Former AZ Senator Discusses New Book, ‘To Sin Against Hope: How America Failed its Immigrants’

By Editor March 21, 2016 05:00
Array

By: Joseph Guzman

Cronkite Special to AZLatinos.com

Former Arizona Senator and activist Alfredo Gutierrez spoke to Phoenix college students and community members Thursday, using stories from his recently released book to cover over one hundred years of Mexican-American history.

Gutierrez’s book, “To Sin Against Hope: How America Failed its Immigrants” is part personal narrative and part American history. The book tells the tale of what he says is the United States war on Mexican immigrants.

“The book covers over a hundred years of history through anecdotes and lots of explanation of public policy that was adopted by this country. It does this in an interesting fashion. I had to explain the family. I had to explain how all this came about from a personal point of view,” Gutierrez said.

Gutierrez traces his family all the way back to 1870 where he shows a photo of his great-great grandmother arriving in Clifton, Arizona in an Ox cart.

“Since that time we have been citizens of the United States,” Gutierrez said.

Gutierrez was born in Miami, Arizona where his father was a mine worker. His father would then be deported during Operation Repatriation, and would eventually return to work in the U.S. during the Bracero program.

Under the Hoover administration from 1926 to 1936, Operation Repatriation forced people of Mexican descent out of the United States and into Mexico.

“In 1932, our family’s world changed,” Gutierrez said.

“Someone has to always be blamed. So it was the Mexicans. This was the pre-cursor to Operation Wet-back, and what is going on now in the Obama administration”

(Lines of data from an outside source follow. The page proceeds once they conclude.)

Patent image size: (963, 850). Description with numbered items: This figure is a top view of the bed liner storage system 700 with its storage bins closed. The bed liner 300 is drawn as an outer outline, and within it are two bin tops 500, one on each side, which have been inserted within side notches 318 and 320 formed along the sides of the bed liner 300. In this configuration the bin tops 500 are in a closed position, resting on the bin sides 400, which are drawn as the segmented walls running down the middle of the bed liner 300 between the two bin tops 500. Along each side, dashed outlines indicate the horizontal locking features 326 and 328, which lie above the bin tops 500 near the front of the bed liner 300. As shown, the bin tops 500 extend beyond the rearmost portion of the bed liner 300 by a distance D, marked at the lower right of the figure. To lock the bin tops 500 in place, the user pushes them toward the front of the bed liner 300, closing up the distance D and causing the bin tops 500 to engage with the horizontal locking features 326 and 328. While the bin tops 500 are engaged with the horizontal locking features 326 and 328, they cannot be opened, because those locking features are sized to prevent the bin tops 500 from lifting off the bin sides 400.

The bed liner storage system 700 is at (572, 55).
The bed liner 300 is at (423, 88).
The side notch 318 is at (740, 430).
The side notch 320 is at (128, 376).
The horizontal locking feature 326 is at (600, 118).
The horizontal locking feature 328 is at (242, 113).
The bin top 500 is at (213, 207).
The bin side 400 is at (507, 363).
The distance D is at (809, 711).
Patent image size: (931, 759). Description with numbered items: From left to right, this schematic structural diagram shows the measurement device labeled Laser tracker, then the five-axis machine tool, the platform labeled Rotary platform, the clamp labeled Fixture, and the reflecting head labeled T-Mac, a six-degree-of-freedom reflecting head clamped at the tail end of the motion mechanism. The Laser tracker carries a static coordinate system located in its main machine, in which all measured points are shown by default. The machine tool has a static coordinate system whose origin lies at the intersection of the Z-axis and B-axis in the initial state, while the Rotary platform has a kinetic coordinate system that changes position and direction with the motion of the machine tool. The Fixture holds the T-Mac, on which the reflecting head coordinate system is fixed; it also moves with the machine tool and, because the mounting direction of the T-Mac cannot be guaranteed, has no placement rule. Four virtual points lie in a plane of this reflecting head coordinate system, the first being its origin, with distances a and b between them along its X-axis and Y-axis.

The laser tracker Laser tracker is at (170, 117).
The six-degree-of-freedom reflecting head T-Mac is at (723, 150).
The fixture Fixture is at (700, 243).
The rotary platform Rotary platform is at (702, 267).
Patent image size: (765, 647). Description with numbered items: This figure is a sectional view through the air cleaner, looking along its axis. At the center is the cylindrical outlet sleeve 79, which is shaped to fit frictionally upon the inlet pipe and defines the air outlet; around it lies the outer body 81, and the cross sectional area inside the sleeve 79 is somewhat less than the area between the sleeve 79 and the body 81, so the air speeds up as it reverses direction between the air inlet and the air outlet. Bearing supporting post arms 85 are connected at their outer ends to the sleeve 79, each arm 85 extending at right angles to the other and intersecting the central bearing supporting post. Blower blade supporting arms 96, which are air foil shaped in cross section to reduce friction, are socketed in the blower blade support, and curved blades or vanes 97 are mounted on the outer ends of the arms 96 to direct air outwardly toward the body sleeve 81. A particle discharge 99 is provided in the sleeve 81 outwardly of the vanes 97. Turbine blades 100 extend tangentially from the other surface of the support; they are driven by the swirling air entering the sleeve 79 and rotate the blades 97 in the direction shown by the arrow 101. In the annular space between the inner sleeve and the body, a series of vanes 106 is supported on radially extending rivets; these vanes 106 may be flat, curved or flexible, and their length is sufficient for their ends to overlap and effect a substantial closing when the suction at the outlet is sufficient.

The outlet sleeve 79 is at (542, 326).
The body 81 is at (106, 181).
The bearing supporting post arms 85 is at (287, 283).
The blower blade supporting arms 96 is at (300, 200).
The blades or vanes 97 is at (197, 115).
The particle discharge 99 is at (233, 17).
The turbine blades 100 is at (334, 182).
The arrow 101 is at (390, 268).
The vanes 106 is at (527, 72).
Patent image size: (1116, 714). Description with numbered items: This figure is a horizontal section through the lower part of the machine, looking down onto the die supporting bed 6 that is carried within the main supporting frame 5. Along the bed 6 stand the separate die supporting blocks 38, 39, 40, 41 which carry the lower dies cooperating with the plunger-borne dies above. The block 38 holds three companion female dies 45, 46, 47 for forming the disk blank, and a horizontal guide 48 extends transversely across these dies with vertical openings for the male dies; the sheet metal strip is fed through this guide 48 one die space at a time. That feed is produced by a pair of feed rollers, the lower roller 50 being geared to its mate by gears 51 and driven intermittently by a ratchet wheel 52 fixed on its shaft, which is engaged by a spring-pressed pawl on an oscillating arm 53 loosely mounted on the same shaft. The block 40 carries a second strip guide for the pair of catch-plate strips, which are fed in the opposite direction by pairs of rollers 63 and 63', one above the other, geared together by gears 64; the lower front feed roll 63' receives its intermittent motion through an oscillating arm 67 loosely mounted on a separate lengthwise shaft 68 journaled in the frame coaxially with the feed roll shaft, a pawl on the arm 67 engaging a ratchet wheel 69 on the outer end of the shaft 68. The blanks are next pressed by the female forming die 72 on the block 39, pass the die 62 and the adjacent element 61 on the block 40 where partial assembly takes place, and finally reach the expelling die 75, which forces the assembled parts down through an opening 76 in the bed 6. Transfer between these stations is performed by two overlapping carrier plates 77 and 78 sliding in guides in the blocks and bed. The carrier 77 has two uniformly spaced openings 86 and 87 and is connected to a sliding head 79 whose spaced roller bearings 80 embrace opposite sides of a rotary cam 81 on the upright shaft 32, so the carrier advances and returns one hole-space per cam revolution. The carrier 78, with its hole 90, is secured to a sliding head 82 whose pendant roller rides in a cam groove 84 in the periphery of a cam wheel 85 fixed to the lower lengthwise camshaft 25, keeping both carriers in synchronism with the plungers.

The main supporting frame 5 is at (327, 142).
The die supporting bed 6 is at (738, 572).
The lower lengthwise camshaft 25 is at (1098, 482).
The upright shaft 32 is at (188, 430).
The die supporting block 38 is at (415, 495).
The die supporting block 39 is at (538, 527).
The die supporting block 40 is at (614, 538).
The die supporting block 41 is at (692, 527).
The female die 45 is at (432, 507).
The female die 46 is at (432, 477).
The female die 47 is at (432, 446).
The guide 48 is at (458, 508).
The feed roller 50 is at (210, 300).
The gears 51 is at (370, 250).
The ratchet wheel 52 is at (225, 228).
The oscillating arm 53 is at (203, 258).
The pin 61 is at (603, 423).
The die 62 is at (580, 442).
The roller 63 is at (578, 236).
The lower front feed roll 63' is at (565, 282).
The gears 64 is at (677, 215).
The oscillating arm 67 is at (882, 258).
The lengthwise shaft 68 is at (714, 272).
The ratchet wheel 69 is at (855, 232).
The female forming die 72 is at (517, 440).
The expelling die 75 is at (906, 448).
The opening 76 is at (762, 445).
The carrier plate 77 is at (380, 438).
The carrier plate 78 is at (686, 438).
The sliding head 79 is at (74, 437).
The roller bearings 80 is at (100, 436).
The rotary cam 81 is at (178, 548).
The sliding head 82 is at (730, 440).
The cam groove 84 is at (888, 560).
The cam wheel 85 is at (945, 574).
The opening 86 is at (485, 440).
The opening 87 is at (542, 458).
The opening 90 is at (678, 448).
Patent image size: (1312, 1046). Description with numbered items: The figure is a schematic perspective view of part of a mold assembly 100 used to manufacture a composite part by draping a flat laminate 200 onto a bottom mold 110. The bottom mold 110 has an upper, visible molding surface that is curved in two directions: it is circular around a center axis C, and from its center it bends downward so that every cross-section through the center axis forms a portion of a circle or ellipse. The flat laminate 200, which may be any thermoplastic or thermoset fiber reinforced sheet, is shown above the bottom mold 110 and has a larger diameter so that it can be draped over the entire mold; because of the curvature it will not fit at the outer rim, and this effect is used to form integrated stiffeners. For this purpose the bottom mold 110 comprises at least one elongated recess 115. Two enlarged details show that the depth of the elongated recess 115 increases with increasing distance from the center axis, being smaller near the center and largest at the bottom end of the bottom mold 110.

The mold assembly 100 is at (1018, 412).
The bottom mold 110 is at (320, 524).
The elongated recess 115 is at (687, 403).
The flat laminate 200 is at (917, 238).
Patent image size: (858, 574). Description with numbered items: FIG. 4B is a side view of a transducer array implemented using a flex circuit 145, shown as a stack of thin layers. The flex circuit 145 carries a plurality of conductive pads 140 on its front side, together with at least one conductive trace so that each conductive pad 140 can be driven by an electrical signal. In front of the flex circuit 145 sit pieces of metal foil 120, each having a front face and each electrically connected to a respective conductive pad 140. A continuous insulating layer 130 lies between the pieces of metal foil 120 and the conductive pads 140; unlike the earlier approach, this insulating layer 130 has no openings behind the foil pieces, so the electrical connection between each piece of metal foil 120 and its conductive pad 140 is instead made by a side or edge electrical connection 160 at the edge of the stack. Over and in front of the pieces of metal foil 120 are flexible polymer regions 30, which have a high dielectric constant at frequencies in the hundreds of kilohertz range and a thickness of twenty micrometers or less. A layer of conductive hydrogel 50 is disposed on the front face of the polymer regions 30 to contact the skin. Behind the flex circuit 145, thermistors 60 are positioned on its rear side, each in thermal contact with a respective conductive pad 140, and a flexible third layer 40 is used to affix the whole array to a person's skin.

Gutierrez showed photos of mine workers being forced onto trains that would drop them off in Juarez.

“The mining company ordered trains, and marched 1400 workers to the trains at gunpoint. The trains were sent east; and somewhere near Columbus, New Mexico, the doors were open and the men were forced out. There was no water, there was no food,” Gutierrez said.

Gutierrez jumps back and forth through history during his presentation, tying in Eugenics role in immigration policy in the United States in the early 1900’s, as well as Operation Wet-back, in which there were mass deportations under the Eisenhower administration.

He talks in detail about the Bracero program which brought Mexican labor to the U.S. to work in agricultural and on the railroads during WWII, saying the U.S. essentially recruited Mexican workers it had just deported years prior.

Gutierrez keeps the theme that “The early history of Mexicanos in the United States, is a story of absolute struggle from the beginning.”

He maintains that the Obama administration carries on an immigration policy that is just as harsh as Herbert Hoover’s.

Gutierrez took questions from students and signed books after the lecture.